Resensi

I Want to Die but I Want to Eat Tteokpokki: Sebuah Esai untuk Refleksi Diri

Sebuah buku self improvement dari Baek Se Hee.

avatar
Sketsa Unmul

sketsaunmul@gmail.com


Sumber Gambar: Christnina

SKETSA – Saat membaca judul buku ini, seperti apa bayangan kalian? Bagaimana kau ingin mati namun masih memikirkan jajanan kaki lima? Hal inilah yang menjadi tajuk dalam buku karya Baek Se Hee ini.

Terdiri dari 236 halaman, buku yang berisi esai mengenai pertanyaan, penilaian, saran, nasihat dan evaluasi diri dari sang penulis ketika ia menjalani pengobatan untuk distimia (depresi berkepanjangan) dan gangguan kecemasan yang telah berlangsung selama lebih dari sepuluh tahun.

Karena esai ini dibuat berdasarkan pengalaman asli, maka di dalamnya kita akan benar-benar melihat bagaimana proses pengobatan berjalan serta perkembangannya. Meski terdengar suram dan bersifat pribadi, kita akan menemukan penyebab yang mendasari depresi melalui situasi spesifik. Tak hanya itu, di dalamnya juga memuat bagaimana perjalanan untuk menerima keadaan diri sendiri dan berfokus pada kehidupan yang lebih sehat.
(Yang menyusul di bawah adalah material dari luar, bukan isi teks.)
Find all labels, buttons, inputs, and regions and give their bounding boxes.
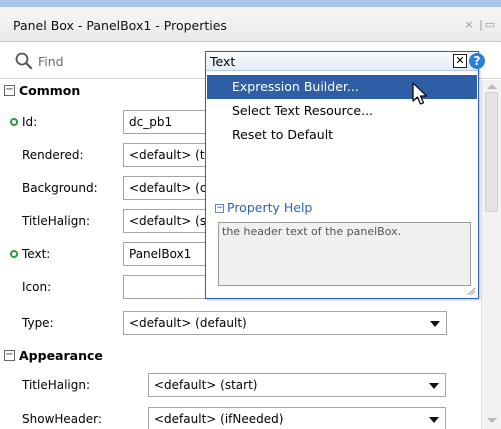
property-label: Background:	[22, 181, 98, 195]
search-input[interactable]	[38, 51, 198, 71]
chevron-down-icon[interactable]	[430, 321, 440, 327]
popup-title: Text	[210, 54, 236, 69]
select-value: <default> (ifNeeded)	[154, 412, 284, 426]
select-value: <default> (start)	[154, 378, 258, 392]
minimize-icon[interactable]: ▭	[483, 18, 497, 32]
scroll-down-icon[interactable]	[487, 418, 497, 423]
menu-item-select-text-resource[interactable]: Select Text Resource...	[207, 99, 477, 123]
collapse-icon[interactable]: −	[4, 85, 15, 96]
showheader-select[interactable]: <default> (ifNeeded)	[148, 407, 446, 429]
property-row-showheader: ShowHeader: <default> (ifNeeded)	[0, 403, 478, 429]
vertical-scrollbar[interactable]	[481, 80, 501, 429]
property-label: TitleHalign:	[22, 214, 91, 228]
search-icon[interactable]	[14, 51, 34, 71]
chevron-down-icon[interactable]	[429, 417, 439, 423]
window-title: Panel Box - PanelBox1 - Properties	[13, 18, 227, 33]
property-label: Rendered:	[22, 148, 84, 162]
property-label: Type:	[22, 316, 54, 330]
property-label: Icon:	[22, 280, 52, 294]
property-label: ShowHeader:	[22, 412, 102, 426]
property-label: TitleHalign:	[22, 378, 91, 392]
chevron-down-icon[interactable]	[429, 383, 439, 389]
collapse-icon[interactable]: −	[4, 350, 15, 361]
section-appearance-header[interactable]: − Appearance	[0, 345, 478, 367]
type-select-value: <default> (default)	[129, 316, 247, 330]
required-indicator-icon	[10, 250, 18, 258]
property-label: Text:	[22, 247, 51, 261]
required-indicator-icon	[10, 118, 18, 126]
property-help-label[interactable]: Property Help	[227, 200, 312, 215]
section-common-label: Common	[19, 83, 81, 98]
type-select[interactable]: <default> (default)	[123, 311, 447, 335]
title-bar: Panel Box - PanelBox1 - Properties × | ▭	[0, 7, 501, 42]
close-icon[interactable]: ✕	[453, 54, 467, 68]
collapse-icon[interactable]: −	[215, 204, 224, 213]
scroll-up-icon[interactable]	[487, 84, 497, 89]
popup-header: Text ✕ ?	[206, 52, 485, 71]
mouse-pointer-icon	[412, 82, 428, 105]
scroll-thumb[interactable]	[485, 92, 498, 212]
menu-item-expression-builder[interactable]: Expression Builder...	[207, 75, 477, 99]
property-row-type: Type: <default> (default)	[0, 307, 478, 340]
resize-grip-icon[interactable]	[466, 286, 476, 296]
text-property-popup: Text ✕ ? Expression Builder... Select Te…	[205, 51, 485, 299]
property-row-appearance-titlehalign: TitleHalign: <default> (start)	[0, 369, 478, 402]
section-appearance-label: Appearance	[19, 348, 103, 363]
appearance-titlehalign-select[interactable]: <default> (start)	[148, 373, 446, 397]
property-label: Id:	[22, 115, 38, 129]
window-top-strip	[0, 0, 501, 7]
property-help-text: the header text of the panelBox.	[218, 222, 471, 286]
menu-item-reset-to-default[interactable]: Reset to Default	[207, 123, 477, 147]
help-icon[interactable]: ?	[469, 53, 485, 69]
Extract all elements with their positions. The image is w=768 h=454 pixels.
I Want to Die but I Want to Eat Tteokpokki terdiri dari dua belas bab yang disusun berdasarkan minggu pengobatan. Kalian juga akan melihat, bagaimana seorang pasien dan pskiater tumbuh bersama seiring dengan berjalannya pengobatan ini. Tidak ada dokter yang sempurna atau pasien yang sempurna, semuanya mengalir apa adanya.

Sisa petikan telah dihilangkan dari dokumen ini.